Malgré tous les discours sur les vertus du libéralisme, sur le fait que l'Etat ne devrait pas se mêler d'économie et devrait laisser les banquiers et autres chefs d'entreprise faire leur travail, tout ce beau monde sait s'adresser à l'Etat pour lui demander d'ouvrir ses caisses et de combler les pertes du capital privé. Personne ne parle en revanche d'aller chercher cet argent sur les comptes des capitalistes qui se sont enrichis dans la spéculation.
Les capitalistes veulent que l'Etat leur laisse les mains libres quand il s'agit de faire du profit, mais ils veulent aussi qu'il soit là quand il s'agit d'éponger leurs pertes. De ce point de vue, ils n'ont pas à s'inquiéter. L'Etat répond toujours présent quand il s'agit de colmater les brèches et de garantir le profit des capitalistes.
La question, cependant, est de savoir si les Etats auront toujours les moyens d'arrêter la chute de l'économie mondiale dans le gouffre, c'est-à-dire dans un krach et une dépression généralisée. Face aux masses de capitaux spéculatifs qui se déplacent dans le monde, les moyens d'intervention des Etats, y compris des plus puissants d'entre eux, sont finalement limités.
Ainsi le gouvernement japonais vient de lancer un plan pour redresser le secteur bancaire. Il s'agit pratiquement de nationaliser les banques en les mettant sous le contrôle d'une "autorité de supervision financière", la FSA, qui aura le droit de les fermer ou de les forcer à fusionner. Il y a à la clé un apport de capitaux de l'Etat pour environ 450 milliards de dollars. On est encore loin d'apurer les 1000 milliards de dollars de "créances douteuses", mais c'est tout de même un joli début.
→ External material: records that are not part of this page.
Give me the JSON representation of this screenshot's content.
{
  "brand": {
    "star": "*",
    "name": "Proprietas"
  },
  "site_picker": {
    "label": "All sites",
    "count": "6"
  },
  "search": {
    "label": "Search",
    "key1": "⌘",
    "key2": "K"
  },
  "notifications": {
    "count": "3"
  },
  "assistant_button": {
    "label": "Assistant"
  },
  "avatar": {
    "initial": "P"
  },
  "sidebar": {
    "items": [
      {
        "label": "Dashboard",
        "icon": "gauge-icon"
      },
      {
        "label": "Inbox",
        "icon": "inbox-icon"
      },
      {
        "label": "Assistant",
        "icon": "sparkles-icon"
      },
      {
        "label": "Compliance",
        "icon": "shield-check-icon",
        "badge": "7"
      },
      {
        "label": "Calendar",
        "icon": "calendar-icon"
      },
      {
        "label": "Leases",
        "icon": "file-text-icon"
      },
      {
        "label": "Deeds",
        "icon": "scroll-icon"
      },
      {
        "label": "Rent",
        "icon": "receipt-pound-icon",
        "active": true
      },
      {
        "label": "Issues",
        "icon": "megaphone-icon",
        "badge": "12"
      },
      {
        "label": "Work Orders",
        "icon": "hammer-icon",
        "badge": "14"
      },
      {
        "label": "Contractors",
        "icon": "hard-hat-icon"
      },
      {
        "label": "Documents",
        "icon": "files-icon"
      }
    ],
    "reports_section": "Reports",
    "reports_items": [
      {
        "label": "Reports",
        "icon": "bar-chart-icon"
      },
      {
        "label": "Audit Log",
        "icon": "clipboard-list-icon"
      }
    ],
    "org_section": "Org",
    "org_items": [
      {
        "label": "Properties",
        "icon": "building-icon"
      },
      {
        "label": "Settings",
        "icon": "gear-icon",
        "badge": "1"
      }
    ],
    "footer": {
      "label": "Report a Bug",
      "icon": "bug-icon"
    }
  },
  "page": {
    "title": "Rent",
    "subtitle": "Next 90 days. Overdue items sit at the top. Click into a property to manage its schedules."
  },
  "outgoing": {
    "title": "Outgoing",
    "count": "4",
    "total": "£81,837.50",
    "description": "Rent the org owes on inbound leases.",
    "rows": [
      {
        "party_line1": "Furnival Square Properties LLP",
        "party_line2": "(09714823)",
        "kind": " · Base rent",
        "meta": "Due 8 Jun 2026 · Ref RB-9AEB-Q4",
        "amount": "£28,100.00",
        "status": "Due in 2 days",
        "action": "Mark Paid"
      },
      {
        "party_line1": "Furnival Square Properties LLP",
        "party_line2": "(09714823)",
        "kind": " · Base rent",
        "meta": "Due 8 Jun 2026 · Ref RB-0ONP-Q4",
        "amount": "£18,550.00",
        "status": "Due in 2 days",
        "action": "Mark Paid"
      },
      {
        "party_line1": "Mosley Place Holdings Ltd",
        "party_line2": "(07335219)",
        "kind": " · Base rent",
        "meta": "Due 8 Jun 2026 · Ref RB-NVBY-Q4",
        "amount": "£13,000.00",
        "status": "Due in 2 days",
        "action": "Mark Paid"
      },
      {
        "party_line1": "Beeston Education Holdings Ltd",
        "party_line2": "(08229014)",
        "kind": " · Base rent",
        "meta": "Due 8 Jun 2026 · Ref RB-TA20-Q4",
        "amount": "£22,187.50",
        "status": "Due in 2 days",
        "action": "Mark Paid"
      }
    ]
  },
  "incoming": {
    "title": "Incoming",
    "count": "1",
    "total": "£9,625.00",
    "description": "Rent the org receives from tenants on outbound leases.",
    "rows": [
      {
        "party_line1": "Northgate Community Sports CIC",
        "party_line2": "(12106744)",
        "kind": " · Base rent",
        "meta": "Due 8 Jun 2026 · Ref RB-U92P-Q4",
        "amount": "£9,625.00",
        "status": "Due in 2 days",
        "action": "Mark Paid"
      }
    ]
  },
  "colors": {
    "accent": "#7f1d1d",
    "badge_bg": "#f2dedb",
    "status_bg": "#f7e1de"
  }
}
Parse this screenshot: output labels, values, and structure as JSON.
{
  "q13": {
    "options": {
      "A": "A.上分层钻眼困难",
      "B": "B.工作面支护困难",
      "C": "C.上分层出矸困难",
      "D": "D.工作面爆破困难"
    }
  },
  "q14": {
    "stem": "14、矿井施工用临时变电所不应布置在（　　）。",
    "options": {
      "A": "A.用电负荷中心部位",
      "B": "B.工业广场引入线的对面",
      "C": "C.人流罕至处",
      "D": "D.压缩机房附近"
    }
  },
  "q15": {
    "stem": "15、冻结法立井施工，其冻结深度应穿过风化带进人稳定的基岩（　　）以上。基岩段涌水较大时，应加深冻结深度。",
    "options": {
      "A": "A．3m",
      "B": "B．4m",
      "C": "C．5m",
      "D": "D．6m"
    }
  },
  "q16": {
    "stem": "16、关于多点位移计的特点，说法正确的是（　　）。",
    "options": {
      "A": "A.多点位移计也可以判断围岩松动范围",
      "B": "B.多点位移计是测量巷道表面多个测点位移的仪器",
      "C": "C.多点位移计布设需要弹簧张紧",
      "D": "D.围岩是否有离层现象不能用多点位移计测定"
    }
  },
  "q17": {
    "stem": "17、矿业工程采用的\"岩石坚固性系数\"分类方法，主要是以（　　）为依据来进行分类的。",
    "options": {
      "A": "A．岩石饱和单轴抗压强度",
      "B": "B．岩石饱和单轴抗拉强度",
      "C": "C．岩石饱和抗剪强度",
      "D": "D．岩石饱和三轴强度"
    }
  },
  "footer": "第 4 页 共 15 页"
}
Signalons aussi que cette somme de 450 milliards de dollars représente à peu près deux fois le budget annuel de la France, et plus de la moitié du budget annuel de l'Etat japonais. Même si elle est répartie sur plusieurs années, c'est une énorme charge que l'on fera payer à tous les contribuables, y compris les plus pauvres, pour permettre aux banquiers de se tirer d'affaire. Là encore, quand il s'agissait de faire du profit, ceux-ci ont eu les mains libres. Mais les risques qu'ils ont pris, c'est à la population qu'on les fait payer.
Le Japon, grâce à son excédent commercial, dispose d'importantes réserves financières. Cela a permis à l'Etat japonais d'annoncer une relance de l'économie par un plan de dépenses de construction et de travaux publics. Au total, sur l'année 1998, entre dépenses de l'Etat et réductions fiscales, le gouvernement japonais aura "injecté" l'équivalent de 270 milliards de dollars au titre de ces mesures de "relance", l'équivalent du budget de la France. Et depuis 1990, le gouvernement japonais a pu mettre en oeuvre pas moins de onze plans de relance successifs pour un total de 575 milliards de dollars. Avec le dernier annoncé récemment et avec le plan de recapitalisation des banques, on arrivera à mille milliards de dollars pour ces neuf années, somme énorme qui équivaut pratiquement au montant des "créances douteuses" pesant sur les banques.
Pourtant personne n'a l'air de croire que tout cela pourrait relancer l'économie japonaise. Car en fait cela n'était pas le but, en tout cas pas le but principal : il s'agissait tout simplement de maintenir le profit capitaliste, et de ce point de vue-là tout est en ordre. Car si l'on compte bien, dans le seul cas du Japon, les mille milliards de "créances douteuses" qui ne seront jamais recouvrées n'ont pas été perdues pour tout le monde. Elles sont passées dans la poche d'un certain nombre de capitalistes. Quant aux mille milliards des "plans de relance", une bonne partie suit le même chemin.
En fait, ce sont tous les Etats, par différents biais, qui déversent ainsi des milliards en direction des grands capitalistes, et le justifient par la nécessité du soutien à l'économie. Dans le passé, cette politique a eu aussi parfois un peu d'efficacité pour "relancer" l'économie parce qu'une partie de ces dépenses peuvent avoir quelques retombées positives, ne serait-ce que sous forme de salaires et de pouvoir d'achat distribué. Mais de l'avis des financiers et des dirigeants politiques eux-mêmes, cela est de moins en moins efficace de ce point de vue, comme si tous ces milliards disparaissaient dans un puits sans fond, sans créer ni investissement ni emploi.
Ce puits sans fond, c'est celui de la spéculation internationale des capitaux, cette activité purement financière par laquelle il semble qu'on puisse produire de l'argent avec de l'argent, sans qu'il y ait la nécessité à un moment ou à un autre de l'investir dans une activité productive. Et face à cela, même si les Etats engloutissent de plus en plus d'argent pour soutenir les capitalistes, ceux-ci estiment toujours que ce n'est pas assez.